Plano, 11, is no slouch in golf — she is the reigning national “Drive, Chip and Putt” girls champion for her age group.
As she took a seat Tuesday in the media center to listen to top-ranked Lydia Ko, she looked every bit her age — giddy and star-struck.
Soon after Ko finished, Plano walked up on stage to meet the Kiwi star, who is the favorite at this week’s KPMG Women’s PGA Championship at Sahalee Country Club.
“She is definitely an inspiration,” said Plano, who is from Lake Worth, Florida. “She says she tries to be an approachable person, and she has an amazing personality.”
After a few photos with Ko, Plano blushed.
“She is Lydia Ko,” Plano said. “There are no other words to describe her.”
Or just about every other word to describe this new virtuoso of women’s golf has already been exhausted.

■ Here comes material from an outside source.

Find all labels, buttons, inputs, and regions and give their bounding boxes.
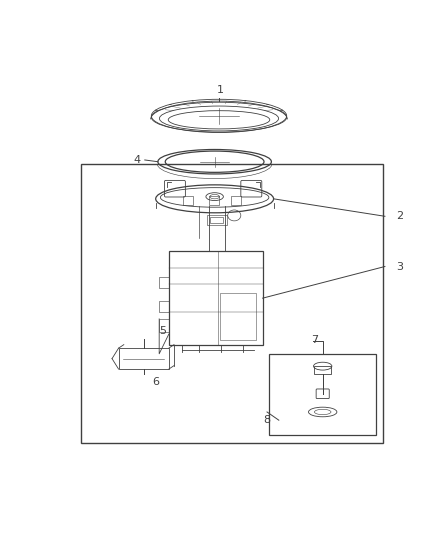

But here’s the catch: See the two-time major winner now, because she does not plan on sticking around the sport all that much longer.
She already has a retirement age, in fact.
“Not 30s,” she said. “30.”
Of course, Ko just turned 19 last month, so her swan-song tour is 11 years away.
“It’s already my third year on (the LPGA) Tour. It’s gone by really fast,” Ko said. “In the back of my mind, I think when I get to 27, 28, I’m going to go, ‘Wow, in two years … I’ll reach my goal of retirement age.’
“But just because I’m going to retire from playing at that time, it doesn’t mean I’m going to go away from golf and not see golf ever again.”
If she sticks to that plan, Ko has a finite amount of time to accomplish the lofty goals she has set for herself — more major wins and lots of weeks as the No. 1 player in the world.
Look at what she has already accomplished. She has captured the past two major tournaments — the 2015 Evian Championship and the 2016 ANA Inspiration.
At last year’s Evian Championship, Ko became the youngest woman (18 years, 4 months, 20 days) to win a major, and she shot the lowest single-round score in women’s major championship history (a final-round 63).
Ko already has 17 professional wins, including 12 on the LPGA Tour. And she has made an astounding 75 cuts in 76 Tour starts.
“There’s not many bad things you can say about a girl that’s No. 1 in the world (who) is just absolutely killing us on the golf course,” American Gerina Piller said. “She’s just great for our Tour. It’s just impressive that she can come out here week in and week out and (perform well).
“I’m still working on my first win. Maybe it just comes easier for others.”
It is pretty obvious Ko has reached superstar status. She played her pro-am round Tuesday with former Mariners and future Hall of Fame outfielder Ken Griffey Jr., former U.S. Secretary of State Condoleezza Rice and KPMG chief executive officer John Veihmeyer.
Earlier this week, Ko joined actor Don Cheadle, his wife, Bridgid Coulter, and some of his friends for dinner in downtown Seattle.
Recently, Ko was named one of the 100 most famous athletes in the world by ESPN.
“It’s really cool to be in that position,” Ko said.
As the new face of women’s golf, Ko does limit her access to the public. You can’t just walk up to her and chat with her for 20 minutes.
But she says she aspires to be the best role model for younger players — like Pano, for example.
“Obviously I would love for somebody to say, ‘Hey, you played great today,’ or ‘Your putting was amazing,’ or whatever. But to me, the most favorite thing to hear is for a junior to come up and say, ‘Hey, you’re my role model, I want to be like you,’ ” Ko said.
“It pushes me to get better. And it makes me enjoy it more and more.”
Ko also is savvy enough to take a few jabs from LPGA Tour chief communications officer Kraig Kann, who sat with her during her a news conference Tuesday — and roll with them.
“Life moves quickly,” Kann said. “I want to focus on you at 30 in that rocking chair.”
“With a walking stick,” Ko added with a smile.